Bob was the lead engineer responsible for introducing adjustable pedals to Ford vehicles via the Territory (Expedition to Bob) in 2003. Adjustable pedals had been around in concept cars since the 1950s, allowing driver access into difficult and restricted cockpits. In 1971 the Maserati Bora pioneered adjustable pedals in a production car courtesy of hydraulics by Citroen. French auto makers ran with this trend yet oddly, at a time when almost every part of a car can be automatically tweaked to suit, movable pedal boxes remain largely an under-utilized after-market add on for the rest of us. Not so for Ford. The 1996 Dodge Viper had used adjustable pedals to deal with a cramped foot area and Bob rigged up a prototype electric pedal box for his Boss’s Mustang to demonstrate their usefulness. When the 5’1 wife of the 6’5 boss used the moveable pedals she deemed them essential and the electric adjustable pedal box was born.

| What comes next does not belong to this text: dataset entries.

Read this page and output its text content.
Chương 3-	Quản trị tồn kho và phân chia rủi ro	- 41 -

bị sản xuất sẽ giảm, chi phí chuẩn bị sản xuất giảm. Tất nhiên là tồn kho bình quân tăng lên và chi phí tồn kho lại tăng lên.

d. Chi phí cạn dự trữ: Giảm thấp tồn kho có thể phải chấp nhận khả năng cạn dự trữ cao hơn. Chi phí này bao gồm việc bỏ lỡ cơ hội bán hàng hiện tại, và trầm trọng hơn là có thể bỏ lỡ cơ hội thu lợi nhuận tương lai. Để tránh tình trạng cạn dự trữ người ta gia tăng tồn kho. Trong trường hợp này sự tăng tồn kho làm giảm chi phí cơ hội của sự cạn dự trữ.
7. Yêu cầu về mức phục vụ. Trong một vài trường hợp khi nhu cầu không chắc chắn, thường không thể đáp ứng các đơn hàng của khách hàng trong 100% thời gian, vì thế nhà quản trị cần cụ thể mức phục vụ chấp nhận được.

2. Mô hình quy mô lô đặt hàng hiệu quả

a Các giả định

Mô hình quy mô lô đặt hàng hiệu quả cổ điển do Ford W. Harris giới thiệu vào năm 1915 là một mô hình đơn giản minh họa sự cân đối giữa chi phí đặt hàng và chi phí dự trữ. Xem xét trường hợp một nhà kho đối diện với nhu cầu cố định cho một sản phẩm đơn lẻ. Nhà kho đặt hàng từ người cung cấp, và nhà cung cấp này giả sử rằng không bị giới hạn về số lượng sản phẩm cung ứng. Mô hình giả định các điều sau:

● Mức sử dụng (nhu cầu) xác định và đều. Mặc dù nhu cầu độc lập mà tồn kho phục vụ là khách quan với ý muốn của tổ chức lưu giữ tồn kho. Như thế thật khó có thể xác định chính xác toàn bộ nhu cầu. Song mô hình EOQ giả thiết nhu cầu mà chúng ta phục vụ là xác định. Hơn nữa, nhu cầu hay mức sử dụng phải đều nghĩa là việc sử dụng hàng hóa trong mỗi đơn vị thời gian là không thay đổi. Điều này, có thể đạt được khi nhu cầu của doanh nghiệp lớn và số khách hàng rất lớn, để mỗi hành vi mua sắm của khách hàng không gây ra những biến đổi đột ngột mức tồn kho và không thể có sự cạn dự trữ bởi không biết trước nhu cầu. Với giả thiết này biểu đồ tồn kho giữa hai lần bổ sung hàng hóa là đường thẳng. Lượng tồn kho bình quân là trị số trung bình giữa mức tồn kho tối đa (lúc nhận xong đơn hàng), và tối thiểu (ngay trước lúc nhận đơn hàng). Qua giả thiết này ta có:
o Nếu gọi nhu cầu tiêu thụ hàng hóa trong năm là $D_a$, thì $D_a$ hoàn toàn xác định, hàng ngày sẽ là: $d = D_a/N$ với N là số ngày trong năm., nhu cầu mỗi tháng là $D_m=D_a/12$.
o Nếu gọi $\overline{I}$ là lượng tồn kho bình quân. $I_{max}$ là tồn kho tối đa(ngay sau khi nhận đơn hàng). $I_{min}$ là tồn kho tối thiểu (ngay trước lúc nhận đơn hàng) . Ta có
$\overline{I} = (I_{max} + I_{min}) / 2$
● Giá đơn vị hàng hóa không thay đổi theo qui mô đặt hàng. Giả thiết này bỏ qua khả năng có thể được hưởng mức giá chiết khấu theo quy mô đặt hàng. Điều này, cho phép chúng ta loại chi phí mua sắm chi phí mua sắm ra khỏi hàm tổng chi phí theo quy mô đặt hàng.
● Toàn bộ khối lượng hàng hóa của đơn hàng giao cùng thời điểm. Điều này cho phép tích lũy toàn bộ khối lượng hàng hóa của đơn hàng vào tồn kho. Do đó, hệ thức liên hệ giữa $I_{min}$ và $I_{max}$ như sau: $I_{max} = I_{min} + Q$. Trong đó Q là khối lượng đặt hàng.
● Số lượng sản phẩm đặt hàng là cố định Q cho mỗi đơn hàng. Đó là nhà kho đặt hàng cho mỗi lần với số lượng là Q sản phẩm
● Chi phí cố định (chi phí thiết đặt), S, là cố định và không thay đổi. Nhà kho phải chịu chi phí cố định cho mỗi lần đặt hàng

In itself the adjustable pedal box represents safety progress for the vertically-challenged because it allows short drivers to sit further away from the wheel – and the airbag – and still remain in control of their vehicle. Pedal extenders in various strange forms are the after-market alternative to adjustable pedals – studies suggest they are commonly used by female bus drivers – although these would conceivable completely change the force of foot on brake and create a Thunderbirds puppet-like pedaling effect. As race driver Amanda Hennessy notes “the trick is to keep the heel planted and roll the foot” – easily done in flats, harder in heels, downright tricky on stilts.

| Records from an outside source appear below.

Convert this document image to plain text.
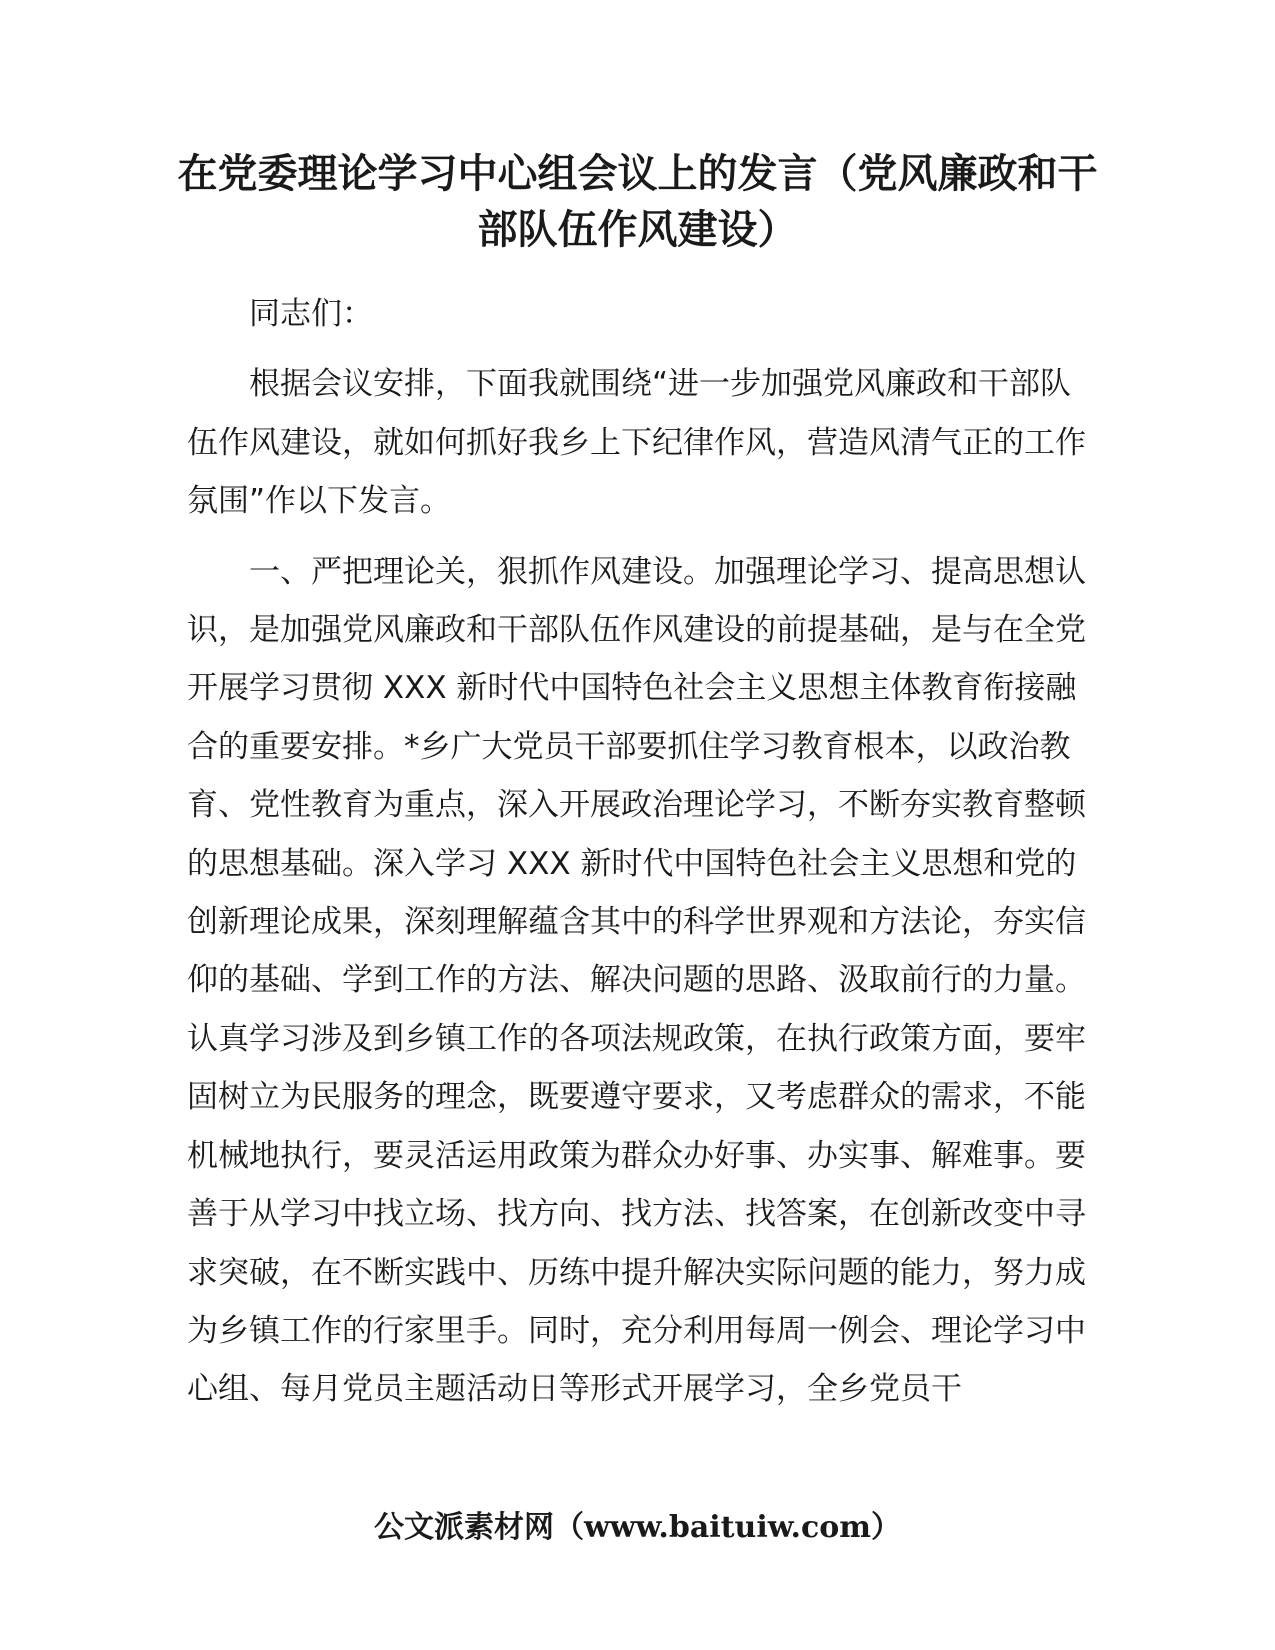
在党委理论学习中心组会议上的发言（党风廉政和干部队伍作风建设）

同志们：

根据会议安排，下面我就围绕“进一步加强党风廉政和干部队伍作风建设，就如何抓好我乡上下纪律作风，营造风清气正的工作氛围”作以下发言。

一、严把理论关，狠抓作风建设。加强理论学习、提高思想认识，是加强党风廉政和干部队伍作风建设的前提基础，是与在全党开展学习贯彻 XXX 新时代中国特色社会主义思想主体教育衔接融合的重要安排。*乡广大党员干部要抓住学习教育根本，以政治教育、党性教育为重点，深入开展政治理论学习，不断夯实教育整顿的思想基础。深入学习 XXX 新时代中国特色社会主义思想和党的创新理论成果，深刻理解蕴含其中的科学世界观和方法论，夯实信仰的基础、学到工作的方法、解决问题的思路、汲取前行的力量。认真学习涉及到乡镇工作的各项法规政策，在执行政策方面，要牢固树立为民服务的理念，既要遵守要求，又考虑群众的需求，不能机械地执行，要灵活运用政策为群众办好事、办实事、解难事。要善于从学习中找立场、找方向、找方法、找答案，在创新改变中寻求突破，在不断实践中、历练中提升解决实际问题的能力，努力成为乡镇工作的行家里手。同时，充分利用每周一例会、理论学习中心组、每月党员主题活动日等形式开展学习，全乡党员干

公文派素材网（www.baituiw.com）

But Ford’s pedal innovation does not end at adjustability. Bob acknowledges that car companies model their CAD pedal calculations based on averages and percentiles, always assuming that the driver is wearing shoes but never inputting data on the shoe other than its size (some morph between Women’s 7 and Men’s 13). As Bob saw it his team knew that a successful pedal design was more than angle and anatomy, but “ struggled with the time, energy and research needed. We didn’t have the manpower or the money – so we did some creative thinking”.
In 2008 Ford employed a shoe industry consultant to supply them with the facts and figures normally used to stock a store: the most common sizes, and the proportion of sandals to stilettos to snow boots.

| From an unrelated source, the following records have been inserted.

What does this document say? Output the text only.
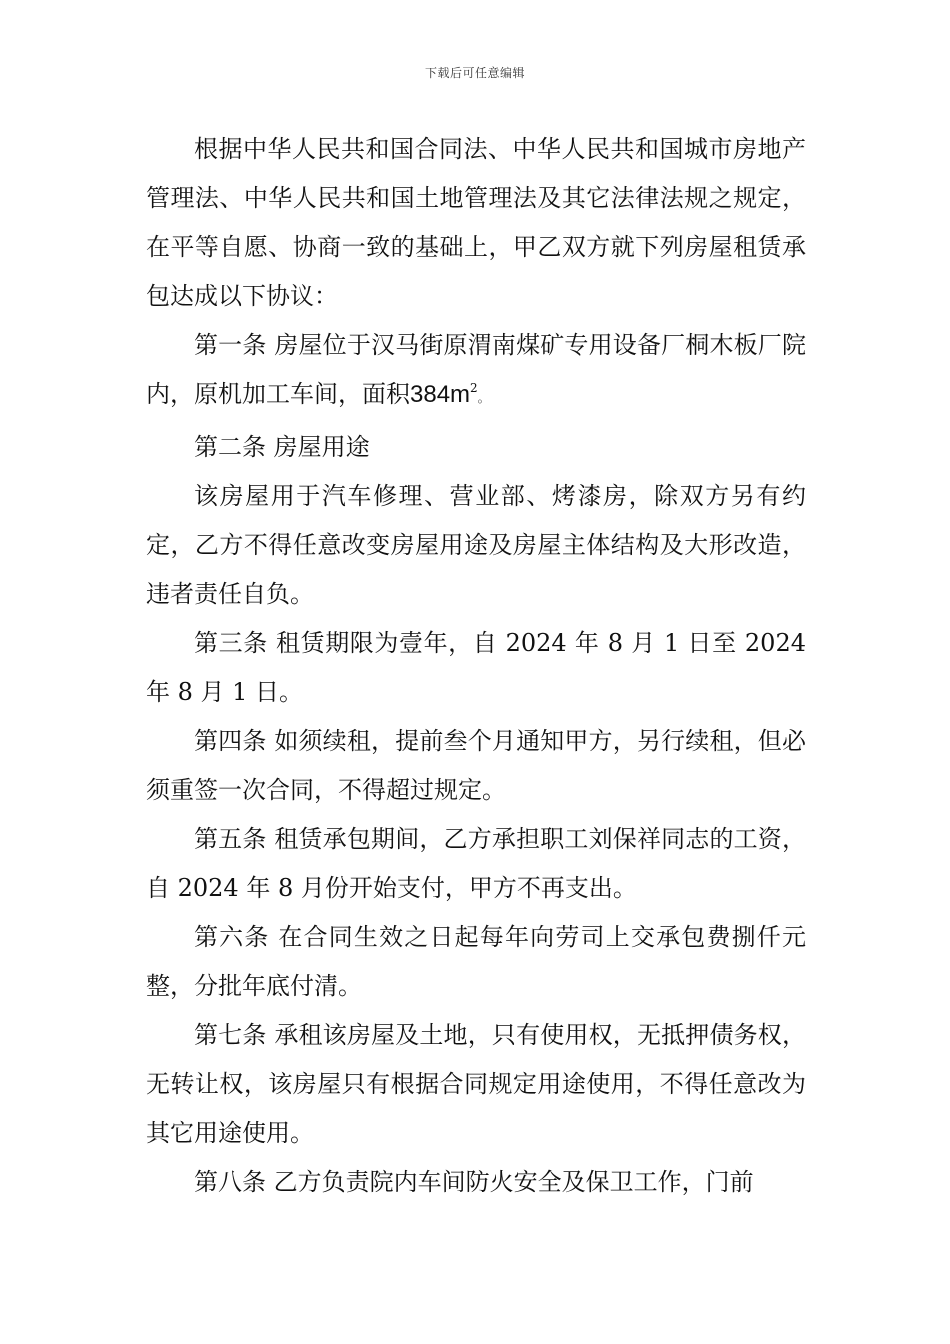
下载后可任意编辑

根据中华人民共和国合同法、中华人民共和国城市房地产管理法、中华人民共和国土地管理法及其它法律法规之规定，在平等自愿、协商一致的基础上，甲乙双方就下列房屋租赁承包达成以下协议：

第一条 房屋位于汉马街原渭南煤矿专用设备厂桐木板厂院内，原机加工车间，面积$384m^2$。

第二条 房屋用途

该房屋用于汽车修理、营业部、烤漆房，除双方另有约定，乙方不得任意改变房屋用途及房屋主体结构及大形改造，违者责任自负。

第三条 租赁期限为壹年，自 2024 年 8 月 1 日至 2024 年 8 月 1 日。

第四条 如须续租，提前叁个月通知甲方，另行续租，但必须重签一次合同，不得超过规定。

第五条 租赁承包期间，乙方承担职工刘保祥同志的工资，自 2024 年 8 月份开始支付，甲方不再支出。

第六条 在合同生效之日起每年向劳司上交承包费捌仟元整，分批年底付清。

第七条 承租该房屋及土地，只有使用权，无抵押债务权，无转让权，该房屋只有根据合同规定用途使用，不得任意改为其它用途使用。

第八条 乙方负责院内车间防火安全及保卫工作，门前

User types were input into the database with pickups weighted towards boots and mustangs and minivans deemed more heel-friendly. Armed with an extensive matrix of sizes and shoe types, Ford is venturing where no other auto maker has gone in tailoring pedals to the reality of shoes.
Today’s cars offer every mod con from heated seats to DVDs – some even accommodate a ponytail in the headrest. Compared to a heel-compatible, adjustable pedal my Foot Franger doesn’t rate for driver convenience.
As Carla Zampatti says, “ I always drive in high heels. I don’t have time to change my shoes”.